The other of the two main characters (think John Candy) is a happy-go-lucky, energetic, talkative civil servant who has supreme confidence in his singing abilities, and given half a chance will eagerly show off his lovingly wrapped scrapbook (of ribbons and notices in school papers about singing contests and such) and/or sing to anyone he meets. He is recommended to the music producer as just the kind of buffoon who would be perfect for one of his parties.
So the producer invites him to his home to informally audition him and get to know him. It takes him a matter of seconds to realize that, yes, the guy is just as delightfully awful as promised.
But there’s a limit to how much he wants to play with his new toy, because in the meantime more serious matters have arisen. He has thrown out his back and is in serious physical discomfort, and his wife has walked out on him (largely for being the kind of insensitive brute who would do things like participate in those Friday night ridicule parties).
The singer, though, is eager to help (to find where the wife has gone and try to get her back and such). The producer is ambivalent, going back and forth between accepting his help and trying to get rid of him. There follow a series of misadventures where the singer clumsily messes up every one of their schemes (much like Candy’s audacious efforts to get Martin home to his family for Thanksgiving). Far from getting the producer’s wife to return, he ends up, among other things, bringing a tax inspector and the producer’s clingy, sometime mistress to the house.
The early parts of the film are decent. There are some laughs, it’s all reasonably well done, and it provides an understandable set-up for what’s to come.
Then the meat of the film when it’s primarily the two main characters interacting in the producer’s home is great.
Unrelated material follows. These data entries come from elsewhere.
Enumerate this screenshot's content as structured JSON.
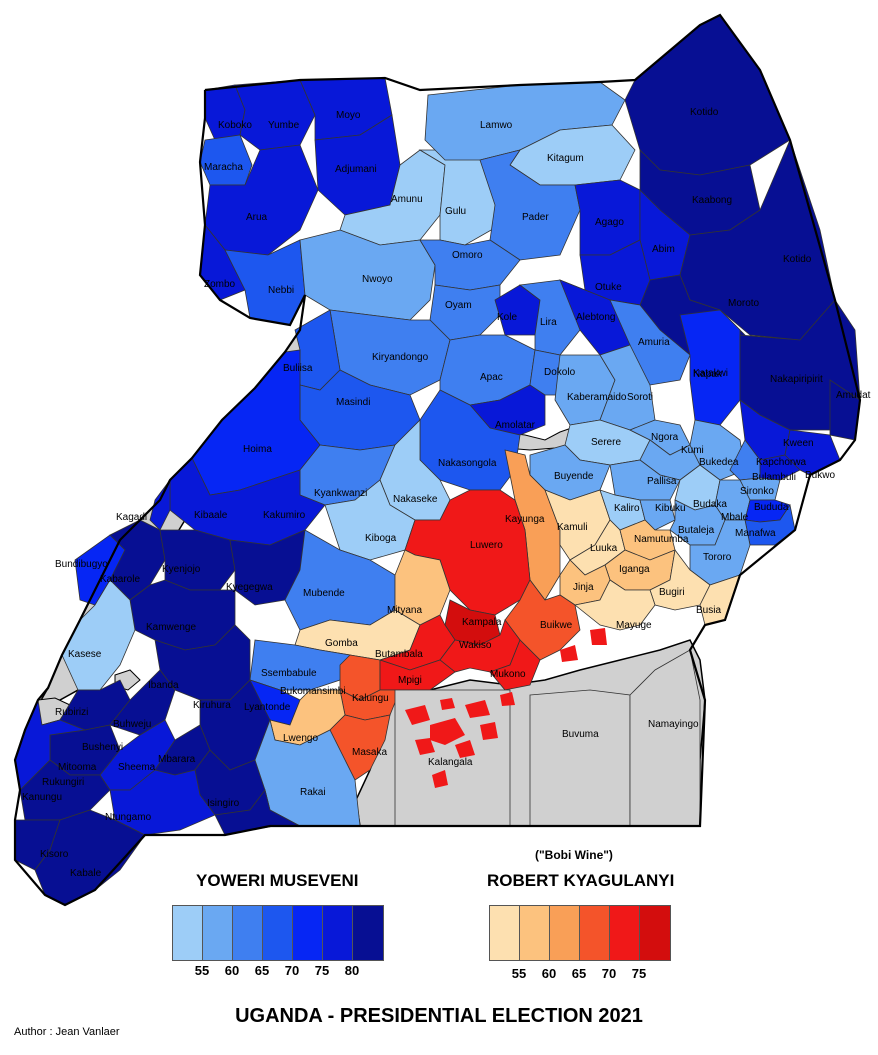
{
  "title": "UGANDA - PRESIDENTIAL ELECTION 2021",
  "author": "Author : Jean Vanlaer",
  "legend": {
    "museveni": {
      "name": "YOWERI MUSEVENI",
      "colors": [
        "#9dcdf7",
        "#6aa8f2",
        "#3f7ff0",
        "#1d57ef",
        "#0626f4",
        "#0818d8",
        "#070f93"
      ],
      "ticks": [
        "55",
        "60",
        "65",
        "70",
        "75",
        "80"
      ]
    },
    "kyagulanyi": {
      "nickname": "(\"Bobi Wine\")",
      "name": "ROBERT KYAGULANYI",
      "colors": [
        "#fde0b0",
        "#fcc27e",
        "#f99f57",
        "#f4542a",
        "#f01818",
        "#d30d0d"
      ],
      "ticks": [
        "55",
        "60",
        "65",
        "70",
        "75"
      ]
    }
  },
  "districts": [
    {
      "name": "Koboko",
      "color": "#0818d8"
    },
    {
      "name": "Yumbe",
      "color": "#0818d8"
    },
    {
      "name": "Moyo",
      "color": "#0818d8"
    },
    {
      "name": "Maracha",
      "color": "#1d57ef"
    },
    {
      "name": "Adjumani",
      "color": "#0818d8"
    },
    {
      "name": "Arua",
      "color": "#0818d8"
    },
    {
      "name": "Zombo",
      "color": "#0818d8"
    },
    {
      "name": "Nebbi",
      "color": "#1d57ef"
    },
    {
      "name": "Lamwo",
      "color": "#6aa8f2"
    },
    {
      "name": "Kitagum",
      "color": "#9dcdf7"
    },
    {
      "name": "Amunu",
      "color": "#9dcdf7"
    },
    {
      "name": "Gulu",
      "color": "#9dcdf7"
    },
    {
      "name": "Pader",
      "color": "#3f7ff0"
    },
    {
      "name": "Kotido",
      "color": "#070f93"
    },
    {
      "name": "Kaabong",
      "color": "#070f93"
    },
    {
      "name": "Kotido",
      "color": "#070f93"
    },
    {
      "name": "Agago",
      "color": "#0818d8"
    },
    {
      "name": "Abim",
      "color": "#0818d8"
    },
    {
      "name": "Moroto",
      "color": "#070f93"
    },
    {
      "name": "Napak",
      "color": "#070f93"
    },
    {
      "name": "Otuke",
      "color": "#0818d8"
    },
    {
      "name": "Nwoyo",
      "color": "#6aa8f2"
    },
    {
      "name": "Omoro",
      "color": "#3f7ff0"
    },
    {
      "name": "Oyam",
      "color": "#3f7ff0"
    },
    {
      "name": "Kole",
      "color": "#0818d8"
    },
    {
      "name": "Lira",
      "color": "#3f7ff0"
    },
    {
      "name": "Alebtong",
      "color": "#0818d8"
    },
    {
      "name": "Amuria",
      "color": "#3f7ff0"
    },
    {
      "name": "Katakwi",
      "color": "#0626f4"
    },
    {
      "name": "Nakapiripirit",
      "color": "#070f93"
    },
    {
      "name": "Amudat",
      "color": "#070f93"
    },
    {
      "name": "Kiryandongo",
      "color": "#3f7ff0"
    },
    {
      "name": "Apac",
      "color": "#3f7ff0"
    },
    {
      "name": "Dokolo",
      "color": "#3f7ff0"
    },
    {
      "name": "Kaberamaido",
      "color": "#6aa8f2"
    },
    {
      "name": "Soroti",
      "color": "#6aa8f2"
    },
    {
      "name": "Buliisa",
      "color": "#1d57ef"
    },
    {
      "name": "Masindi",
      "color": "#1d57ef"
    },
    {
      "name": "Amolatar",
      "color": "#0818d8"
    },
    {
      "name": "Serere",
      "color": "#9dcdf7"
    },
    {
      "name": "Ngora",
      "color": "#6aa8f2"
    },
    {
      "name": "Kumi",
      "color": "#6aa8f2"
    },
    {
      "name": "Bukedea",
      "color": "#6aa8f2"
    },
    {
      "name": "Kween",
      "color": "#0818d8"
    },
    {
      "name": "Kapchorwa",
      "color": "#0818d8"
    },
    {
      "name": "Bukwo",
      "color": "#0818d8"
    },
    {
      "name": "Bulambuli",
      "color": "#3f7ff0"
    },
    {
      "name": "Sironko",
      "color": "#6aa8f2"
    },
    {
      "name": "Hoima",
      "color": "#0626f4"
    },
    {
      "name": "Nakasongola",
      "color": "#1d57ef"
    },
    {
      "name": "Buyende",
      "color": "#6aa8f2"
    },
    {
      "name": "Pallisa",
      "color": "#6aa8f2"
    },
    {
      "name": "Budaka",
      "color": "#9dcdf7"
    },
    {
      "name": "Mbale",
      "color": "#6aa8f2"
    },
    {
      "name": "Bududa",
      "color": "#0626f4"
    },
    {
      "name": "Manafwa",
      "color": "#1d57ef"
    },
    {
      "name": "Kyankwanzi",
      "color": "#3f7ff0"
    },
    {
      "name": "Nakaseke",
      "color": "#9dcdf7"
    },
    {
      "name": "Kiboga",
      "color": "#9dcdf7"
    },
    {
      "name": "Kayunga",
      "color": "#f99f57"
    },
    {
      "name": "Kamuli",
      "color": "#fde0b0"
    },
    {
      "name": "Kaliro",
      "color": "#9dcdf7"
    },
    {
      "name": "Kibuku",
      "color": "#6aa8f2"
    },
    {
      "name": "Butaleja",
      "color": "#6aa8f2"
    },
    {
      "name": "Tororo",
      "color": "#6aa8f2"
    },
    {
      "name": "Kibaale",
      "color": "#0818d8"
    },
    {
      "name": "Kakumiro",
      "color": "#0818d8"
    },
    {
      "name": "Kagadi",
      "color": "#0818d8"
    },
    {
      "name": "Luwero",
      "color": "#f01818"
    },
    {
      "name": "Luuka",
      "color": "#fde0b0"
    },
    {
      "name": "Namutumba",
      "color": "#fcc27e"
    },
    {
      "name": "Bundibugyo",
      "color": "#0626f4"
    },
    {
      "name": "Kabarole",
      "color": "#070f93"
    },
    {
      "name": "Kyenjojo",
      "color": "#070f93"
    },
    {
      "name": "Kyegegwa",
      "color": "#070f93"
    },
    {
      "name": "Mubende",
      "color": "#3f7ff0"
    },
    {
      "name": "Iganga",
      "color": "#fcc27e"
    },
    {
      "name": "Bugiri",
      "color": "#fde0b0"
    },
    {
      "name": "Busia",
      "color": "#fde0b0"
    },
    {
      "name": "Mityana",
      "color": "#fcc27e"
    },
    {
      "name": "Jinja",
      "color": "#fcc27e"
    },
    {
      "name": "Kamwenge",
      "color": "#070f93"
    },
    {
      "name": "Kasese",
      "color": "#9dcdf7"
    },
    {
      "name": "Gomba",
      "color": "#fde0b0"
    },
    {
      "name": "Kampala",
      "color": "#d30d0d"
    },
    {
      "name": "Buikwe",
      "color": "#f4542a"
    },
    {
      "name": "Mayuge",
      "color": "#fde0b0"
    },
    {
      "name": "Butambala",
      "color": "#f01818"
    },
    {
      "name": "Wakiso",
      "color": "#f01818"
    },
    {
      "name": "Ssembabule",
      "color": "#3f7ff0"
    },
    {
      "name": "Bukomansimbi",
      "color": "#f4542a"
    },
    {
      "name": "Mpigi",
      "color": "#f01818"
    },
    {
      "name": "Mukono",
      "color": "#f01818"
    },
    {
      "name": "Ibanda",
      "color": "#070f93"
    },
    {
      "name": "Kiruhura",
      "color": "#070f93"
    },
    {
      "name": "Lyantonde",
      "color": "#0626f4"
    },
    {
      "name": "Kalungu",
      "color": "#f4542a"
    },
    {
      "name": "Rubirizi",
      "color": "#070f93"
    },
    {
      "name": "Buhweju",
      "color": "#070f93"
    },
    {
      "name": "Buvuma",
      "color": "#d0d0d0"
    },
    {
      "name": "Namayingo",
      "color": "#d0d0d0"
    },
    {
      "name": "Bushenyi",
      "color": "#070f93"
    },
    {
      "name": "Mitooma",
      "color": "#0818d8"
    },
    {
      "name": "Sheema",
      "color": "#070f93"
    },
    {
      "name": "Mbarara",
      "color": "#070f93"
    },
    {
      "name": "Lwengo",
      "color": "#fcc27e"
    },
    {
      "name": "Masaka",
      "color": "#f4542a"
    },
    {
      "name": "Kalangala",
      "color": "#f01818"
    },
    {
      "name": "Kanungu",
      "color": "#070f93"
    },
    {
      "name": "Rukungiri",
      "color": "#0818d8"
    },
    {
      "name": "Ntungamo",
      "color": "#0818d8"
    },
    {
      "name": "Isingiro",
      "color": "#070f93"
    },
    {
      "name": "Rakai",
      "color": "#6aa8f2"
    },
    {
      "name": "Kisoro",
      "color": "#070f93"
    },
    {
      "name": "Kabale",
      "color": "#070f93"
    }
  ]
}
There’s an excellent chemistry between them (again think Martin and Candy). I laughed out loud multiple times at the antics of the singer. It’s solid comedy.
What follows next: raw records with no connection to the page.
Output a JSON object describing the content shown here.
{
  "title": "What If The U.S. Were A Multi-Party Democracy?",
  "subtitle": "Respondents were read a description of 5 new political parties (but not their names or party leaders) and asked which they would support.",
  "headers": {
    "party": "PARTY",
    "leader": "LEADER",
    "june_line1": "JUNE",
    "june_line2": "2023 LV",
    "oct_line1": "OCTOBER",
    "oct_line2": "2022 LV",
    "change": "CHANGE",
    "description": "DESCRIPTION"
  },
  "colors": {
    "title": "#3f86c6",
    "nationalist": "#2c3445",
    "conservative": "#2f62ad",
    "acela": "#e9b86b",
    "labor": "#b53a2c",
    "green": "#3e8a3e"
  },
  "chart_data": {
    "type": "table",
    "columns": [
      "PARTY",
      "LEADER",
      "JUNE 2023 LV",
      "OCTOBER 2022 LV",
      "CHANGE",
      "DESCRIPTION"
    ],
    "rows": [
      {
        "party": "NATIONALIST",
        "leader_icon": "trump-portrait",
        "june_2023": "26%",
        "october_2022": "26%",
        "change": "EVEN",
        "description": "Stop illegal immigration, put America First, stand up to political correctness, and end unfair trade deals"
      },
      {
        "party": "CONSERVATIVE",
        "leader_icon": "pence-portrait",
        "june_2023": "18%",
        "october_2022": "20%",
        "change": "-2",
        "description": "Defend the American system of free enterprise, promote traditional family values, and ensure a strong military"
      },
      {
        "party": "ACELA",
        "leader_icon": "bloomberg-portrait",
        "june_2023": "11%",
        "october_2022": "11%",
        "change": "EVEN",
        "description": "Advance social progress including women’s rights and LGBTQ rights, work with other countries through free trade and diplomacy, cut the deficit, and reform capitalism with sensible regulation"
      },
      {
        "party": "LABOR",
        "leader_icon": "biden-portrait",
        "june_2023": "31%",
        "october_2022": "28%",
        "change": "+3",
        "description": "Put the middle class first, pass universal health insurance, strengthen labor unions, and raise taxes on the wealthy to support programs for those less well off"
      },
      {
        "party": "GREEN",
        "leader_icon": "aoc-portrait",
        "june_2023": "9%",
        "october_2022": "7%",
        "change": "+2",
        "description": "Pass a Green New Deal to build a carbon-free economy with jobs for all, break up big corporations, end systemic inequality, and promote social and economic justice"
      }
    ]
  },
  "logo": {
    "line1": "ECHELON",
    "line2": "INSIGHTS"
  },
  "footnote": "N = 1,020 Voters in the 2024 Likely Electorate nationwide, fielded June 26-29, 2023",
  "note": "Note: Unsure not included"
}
As it gets deeper into the film and more characters come to the house, I thought it faded a bit. It’s still decent, but not as good as when the two main characters are just playing off each other. The tax inspector with the Eugene Levy-esque facial expressions, for instance, is only OK.
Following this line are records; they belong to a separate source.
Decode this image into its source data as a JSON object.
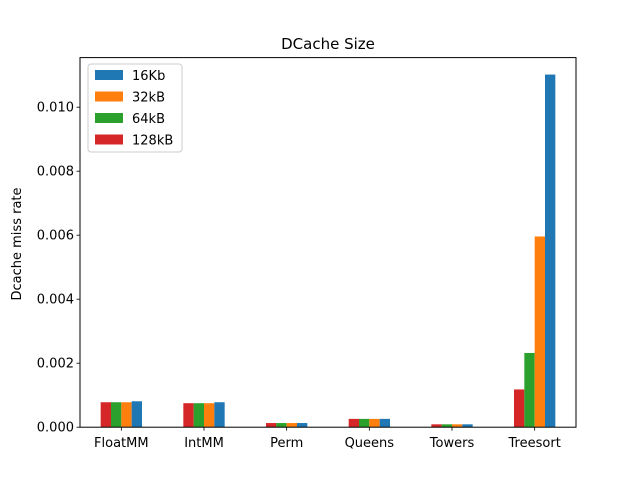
{
  "chart_data": {
    "type": "bar",
    "title": "DCache Size",
    "xlabel": "",
    "ylabel": "Dcache miss rate",
    "categories": [
      "FloatMM",
      "IntMM",
      "Perm",
      "Queens",
      "Towers",
      "Treesort"
    ],
    "series": [
      {
        "name": "128kB",
        "color": "#d62728",
        "values": [
          0.00078,
          0.00075,
          0.00013,
          0.00026,
          9e-05,
          0.00118
        ]
      },
      {
        "name": "64kB",
        "color": "#2ca02c",
        "values": [
          0.00078,
          0.00075,
          0.00013,
          0.00026,
          9e-05,
          0.00232
        ]
      },
      {
        "name": "32kB",
        "color": "#ff7f0e",
        "values": [
          0.00078,
          0.00075,
          0.00013,
          0.00026,
          9e-05,
          0.00596
        ]
      },
      {
        "name": "16Kb",
        "color": "#1f77b4",
        "values": [
          0.00081,
          0.00078,
          0.00013,
          0.00026,
          9e-05,
          0.01102
        ]
      }
    ],
    "legend_order": [
      "16Kb",
      "32kB",
      "64kB",
      "128kB"
    ],
    "legend_position": "top-left",
    "ylim": [
      0,
      0.01155
    ],
    "yticks": [
      0.0,
      0.002,
      0.004,
      0.006,
      0.008,
      0.01
    ],
    "ytick_labels": [
      "0.000",
      "0.002",
      "0.004",
      "0.006",
      "0.008",
      "0.010"
    ],
    "grid": false
  }
}
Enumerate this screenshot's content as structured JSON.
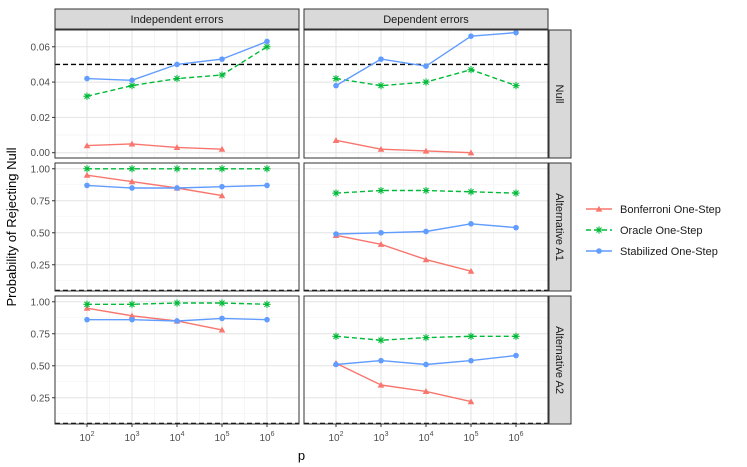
{
  "chart_data": {
    "type": "line",
    "xlabel": "p",
    "ylabel": "Probability of Rejecting Null",
    "column_facets": [
      "Independent errors",
      "Dependent errors"
    ],
    "row_facets": [
      "Null",
      "Alternative A1",
      "Alternative A2"
    ],
    "x": [
      "10^2",
      "10^3",
      "10^4",
      "10^5",
      "10^6"
    ],
    "x_tick_labels": [
      {
        "base": "10",
        "exp": "2"
      },
      {
        "base": "10",
        "exp": "3"
      },
      {
        "base": "10",
        "exp": "4"
      },
      {
        "base": "10",
        "exp": "5"
      },
      {
        "base": "10",
        "exp": "6"
      }
    ],
    "x_scale": "log10",
    "reference_line": {
      "value": 0.05,
      "style": "dashed",
      "color": "#000000"
    },
    "legend_placement": "right",
    "grid": true,
    "rows": [
      {
        "ylim": [
          -0.003,
          0.0695
        ],
        "y_ticks": [
          0,
          0.02,
          0.04,
          0.06
        ],
        "y_tick_labels": [
          "0.00",
          "0.02",
          "0.04",
          "0.06"
        ]
      },
      {
        "ylim": [
          0.045,
          1.045
        ],
        "y_ticks": [
          0.25,
          0.5,
          0.75,
          1.0
        ],
        "y_tick_labels": [
          "0.25",
          "0.50",
          "0.75",
          "1.00"
        ]
      },
      {
        "ylim": [
          0.045,
          1.045
        ],
        "y_ticks": [
          0.25,
          0.5,
          0.75,
          1.0
        ],
        "y_tick_labels": [
          "0.25",
          "0.50",
          "0.75",
          "1.00"
        ]
      }
    ],
    "series": [
      {
        "name": "Bonferroni One-Step",
        "color": "#F8766D",
        "line": "solid",
        "marker": "triangle"
      },
      {
        "name": "Oracle One-Step",
        "color": "#00BA38",
        "line": "dashed",
        "marker": "asterisk"
      },
      {
        "name": "Stabilized One-Step",
        "color": "#619CFF",
        "line": "solid",
        "marker": "circle"
      }
    ],
    "panels": [
      {
        "row": 0,
        "col": 0,
        "values": {
          "Bonferroni One-Step": [
            0.004,
            0.005,
            0.003,
            0.002,
            null
          ],
          "Oracle One-Step": [
            0.032,
            0.038,
            0.042,
            0.044,
            0.06
          ],
          "Stabilized One-Step": [
            0.042,
            0.041,
            0.05,
            0.053,
            0.063
          ]
        }
      },
      {
        "row": 0,
        "col": 1,
        "values": {
          "Bonferroni One-Step": [
            0.007,
            0.002,
            0.001,
            0.0,
            null
          ],
          "Oracle One-Step": [
            0.042,
            0.038,
            0.04,
            0.047,
            0.038
          ],
          "Stabilized One-Step": [
            0.038,
            0.053,
            0.049,
            0.066,
            0.068
          ]
        }
      },
      {
        "row": 1,
        "col": 0,
        "values": {
          "Bonferroni One-Step": [
            0.95,
            0.9,
            0.85,
            0.79,
            null
          ],
          "Oracle One-Step": [
            1.0,
            1.0,
            1.0,
            1.0,
            1.0
          ],
          "Stabilized One-Step": [
            0.87,
            0.85,
            0.85,
            0.86,
            0.87
          ]
        }
      },
      {
        "row": 1,
        "col": 1,
        "values": {
          "Bonferroni One-Step": [
            0.48,
            0.41,
            0.29,
            0.2,
            null
          ],
          "Oracle One-Step": [
            0.81,
            0.83,
            0.83,
            0.82,
            0.81
          ],
          "Stabilized One-Step": [
            0.49,
            0.5,
            0.51,
            0.57,
            0.54
          ]
        }
      },
      {
        "row": 2,
        "col": 0,
        "values": {
          "Bonferroni One-Step": [
            0.95,
            0.89,
            0.85,
            0.78,
            null
          ],
          "Oracle One-Step": [
            0.98,
            0.98,
            0.99,
            0.99,
            0.98
          ],
          "Stabilized One-Step": [
            0.86,
            0.86,
            0.85,
            0.87,
            0.86
          ]
        }
      },
      {
        "row": 2,
        "col": 1,
        "values": {
          "Bonferroni One-Step": [
            0.52,
            0.35,
            0.3,
            0.22,
            null
          ],
          "Oracle One-Step": [
            0.73,
            0.7,
            0.72,
            0.73,
            0.73
          ],
          "Stabilized One-Step": [
            0.51,
            0.54,
            0.51,
            0.54,
            0.58
          ]
        }
      }
    ]
  }
}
But it won me back (not that it had ever lost me) with a very good ending. What’s so nice about the film is that it doesn’t just craft its characters and situations for laughs, but keeps you always aware of their humanity and of the more serious emotional issues at play, and these deeper elements become more prominent as the movie winds down.
Not all comedies, not even all comedies that succeed in being funny, pull that off. Gretchen managed it. Planes, Trains and Automobiles managed it. Most don’t.
When the singer wins people over with the sheer ebullience of his personality, when the producer shows that he really does love his wife, when the singer reveals the pain inside him due to his own wife leaving him, when the singer realizes he’s been the butt of a joke and reacts, when the producer expresses remorse, when the singer speaks from the heart to the producer’s wife to try to get her to return, it all feels emotionally real. It works. It works like the comedy works.
The scene where the singer defends himself against the producer’s laughing at him and getting angry with him and treating him as an inferior, is as strong a scene as when Candy finally similarly stands up for himself. And even if Bheja Fry doesn’t have quite as intense a heartstrings-tugging moment as Martin’s arrival home to be greeted by his family, it comes close on one or more occasions.